We can learn from experience
Ask the average business leader if they would like their business to be identifiable as an environmentally aware, gender-fair, high-quality operation that supports its local community and which plays its part in driving these values globally and you’ll get a “yes.”
Ask the same business leader for a story about where it’s gone wrong for a business, and you’ll hear plenty too. We all know of significant technology brands that have had their low-cost country suppliers identified as breaching child labour or fair working hours. Look at the meat scandals in the UK supply market and the costs associated with cleaning those supply chains. Tesco, which is infamous for its link to the scandal, had almost £300 million wiped off its market value after the story broke. The value and fragility of brand integrity cannot be overemphasised.
Let your CSR do the talking
Did you know that 40% of consumers seek purposeful brands and trust in brands to act in the best interest of society?
So – how about we actively take all of the compliance reports we have to do and use them to show this as supporting the CSR value in our brand?
Think of it this way: If you invest in checking that your suppliers are aligned to the values of your business then the risk of these kinds of failures is reduced. If those suppliers then check their suppliers, the risk drops further. In your next company report or marketing campaign, you would be able to tell customers that you are actively working with your suppliers to make things better. Click here to read more about mitigating risk in your business.
The correlating benefit is that it reduces your workload – no need for detailed work and queries every reporting period; you are living it and can point to what you are doing.
Imagine this multiplied across all of the CSR hotspots: Modern Slavery, Child labour, environmental protection, sustainable operations, conflict minerals, training and development, supplier diversity, safety, support to charitable causes. Imagine the reduction in work and the boost to your brand.
Your customers will love it. So will your employees. So will your future employees.
However, here’s the catch.
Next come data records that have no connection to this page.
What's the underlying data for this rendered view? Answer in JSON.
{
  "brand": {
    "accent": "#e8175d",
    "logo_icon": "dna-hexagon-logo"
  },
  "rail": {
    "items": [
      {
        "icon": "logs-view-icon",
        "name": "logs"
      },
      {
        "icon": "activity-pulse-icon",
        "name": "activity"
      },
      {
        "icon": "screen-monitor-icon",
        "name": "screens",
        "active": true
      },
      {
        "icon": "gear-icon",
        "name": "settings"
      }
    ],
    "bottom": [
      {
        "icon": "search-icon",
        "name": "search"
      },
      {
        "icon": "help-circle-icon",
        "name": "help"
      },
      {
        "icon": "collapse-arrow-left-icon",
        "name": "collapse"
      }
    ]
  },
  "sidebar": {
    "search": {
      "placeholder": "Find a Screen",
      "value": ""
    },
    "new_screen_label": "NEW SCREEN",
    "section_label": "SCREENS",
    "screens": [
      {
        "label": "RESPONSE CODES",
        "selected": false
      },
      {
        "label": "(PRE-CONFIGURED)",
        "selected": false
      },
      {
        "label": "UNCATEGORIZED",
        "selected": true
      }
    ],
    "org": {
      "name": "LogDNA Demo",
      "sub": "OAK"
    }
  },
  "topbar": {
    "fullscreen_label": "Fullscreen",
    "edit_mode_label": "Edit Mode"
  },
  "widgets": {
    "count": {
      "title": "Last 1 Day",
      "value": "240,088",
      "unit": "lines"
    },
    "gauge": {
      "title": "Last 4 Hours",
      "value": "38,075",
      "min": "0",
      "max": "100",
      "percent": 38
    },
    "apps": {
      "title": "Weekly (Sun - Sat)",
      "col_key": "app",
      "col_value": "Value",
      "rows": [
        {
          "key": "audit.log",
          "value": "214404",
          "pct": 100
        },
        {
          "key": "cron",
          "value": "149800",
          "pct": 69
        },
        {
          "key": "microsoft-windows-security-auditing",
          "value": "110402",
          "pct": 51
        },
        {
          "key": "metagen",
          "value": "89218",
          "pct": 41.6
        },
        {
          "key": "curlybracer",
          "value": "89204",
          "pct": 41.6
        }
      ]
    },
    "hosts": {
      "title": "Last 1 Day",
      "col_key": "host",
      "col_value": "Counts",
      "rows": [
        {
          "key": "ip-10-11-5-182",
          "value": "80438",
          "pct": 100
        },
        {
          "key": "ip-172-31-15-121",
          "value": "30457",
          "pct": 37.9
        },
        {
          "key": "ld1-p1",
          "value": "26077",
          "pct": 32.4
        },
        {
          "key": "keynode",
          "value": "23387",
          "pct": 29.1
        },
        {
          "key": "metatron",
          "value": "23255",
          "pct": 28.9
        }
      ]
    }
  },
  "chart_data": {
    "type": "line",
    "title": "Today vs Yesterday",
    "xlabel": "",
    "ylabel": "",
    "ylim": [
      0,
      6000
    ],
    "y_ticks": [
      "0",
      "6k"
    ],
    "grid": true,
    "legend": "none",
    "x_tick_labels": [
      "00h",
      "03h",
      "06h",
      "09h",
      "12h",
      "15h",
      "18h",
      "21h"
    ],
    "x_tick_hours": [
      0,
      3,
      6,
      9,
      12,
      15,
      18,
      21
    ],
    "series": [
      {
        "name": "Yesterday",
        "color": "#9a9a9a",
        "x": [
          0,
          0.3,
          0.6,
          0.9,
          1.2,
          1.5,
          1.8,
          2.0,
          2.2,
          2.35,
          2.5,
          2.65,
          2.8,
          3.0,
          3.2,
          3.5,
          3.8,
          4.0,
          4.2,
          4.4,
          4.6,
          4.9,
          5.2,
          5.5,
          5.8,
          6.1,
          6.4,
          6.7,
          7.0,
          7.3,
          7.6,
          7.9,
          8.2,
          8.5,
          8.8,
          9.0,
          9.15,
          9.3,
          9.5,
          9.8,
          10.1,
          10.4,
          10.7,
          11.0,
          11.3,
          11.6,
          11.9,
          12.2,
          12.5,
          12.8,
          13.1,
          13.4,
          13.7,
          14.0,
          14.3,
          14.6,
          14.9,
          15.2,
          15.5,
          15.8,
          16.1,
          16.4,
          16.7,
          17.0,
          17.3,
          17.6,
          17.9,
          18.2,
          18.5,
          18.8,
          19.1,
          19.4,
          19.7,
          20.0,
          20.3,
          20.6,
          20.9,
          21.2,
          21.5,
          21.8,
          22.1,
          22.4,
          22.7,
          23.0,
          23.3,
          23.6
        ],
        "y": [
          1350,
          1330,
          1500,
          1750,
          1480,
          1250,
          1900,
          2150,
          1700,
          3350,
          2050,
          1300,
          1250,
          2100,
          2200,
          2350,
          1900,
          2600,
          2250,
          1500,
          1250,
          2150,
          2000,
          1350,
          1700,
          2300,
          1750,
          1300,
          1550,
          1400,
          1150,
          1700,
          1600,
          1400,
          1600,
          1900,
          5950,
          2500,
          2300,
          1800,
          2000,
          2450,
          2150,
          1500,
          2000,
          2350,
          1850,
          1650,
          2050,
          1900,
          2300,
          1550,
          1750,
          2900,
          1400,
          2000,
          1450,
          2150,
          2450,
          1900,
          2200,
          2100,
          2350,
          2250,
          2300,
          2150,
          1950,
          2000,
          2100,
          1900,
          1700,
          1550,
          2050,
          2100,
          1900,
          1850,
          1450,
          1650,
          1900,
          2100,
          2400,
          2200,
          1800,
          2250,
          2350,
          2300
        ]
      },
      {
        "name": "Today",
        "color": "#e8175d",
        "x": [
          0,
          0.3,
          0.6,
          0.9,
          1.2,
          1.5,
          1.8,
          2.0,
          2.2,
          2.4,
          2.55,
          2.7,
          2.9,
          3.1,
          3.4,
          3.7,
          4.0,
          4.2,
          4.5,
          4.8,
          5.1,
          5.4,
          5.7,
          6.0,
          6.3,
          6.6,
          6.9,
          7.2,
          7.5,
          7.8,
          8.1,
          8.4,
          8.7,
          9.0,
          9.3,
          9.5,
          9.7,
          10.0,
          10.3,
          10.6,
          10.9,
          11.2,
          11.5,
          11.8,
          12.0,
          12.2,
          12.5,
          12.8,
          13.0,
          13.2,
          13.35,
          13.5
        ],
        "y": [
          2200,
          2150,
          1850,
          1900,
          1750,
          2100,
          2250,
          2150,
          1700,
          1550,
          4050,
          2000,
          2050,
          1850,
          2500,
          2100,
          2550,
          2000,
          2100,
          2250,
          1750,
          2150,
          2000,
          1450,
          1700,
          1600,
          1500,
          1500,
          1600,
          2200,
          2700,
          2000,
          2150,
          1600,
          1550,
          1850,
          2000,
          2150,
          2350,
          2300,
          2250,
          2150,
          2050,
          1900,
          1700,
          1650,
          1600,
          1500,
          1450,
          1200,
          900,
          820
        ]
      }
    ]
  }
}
Getting going requires a bit of focus. You need to know what you have to report and what you want to report. It would be helpful for you to decide who is involved in your business and your suppliers. You need to know how to get the data together and how to present it. Then you need to make it stick!
Create inspirational stories
Storytelling is one of the most important aspects of presenting reports to the broader world in an exciting and inspiring way. Think of companies known for excellent CSR. The Body Shop is a great example. It started on the basis of using business as a force for good. The way they’ve continually told that story, in its public focus on fair trade, animal welfare, sustainability and worker’s rights has meant that the brand is thoroughly associated with best practice and good ethics. If your company can showcase its own CSR victories in a way that your brand and CSR become fully integrated, your business will reap the benefits.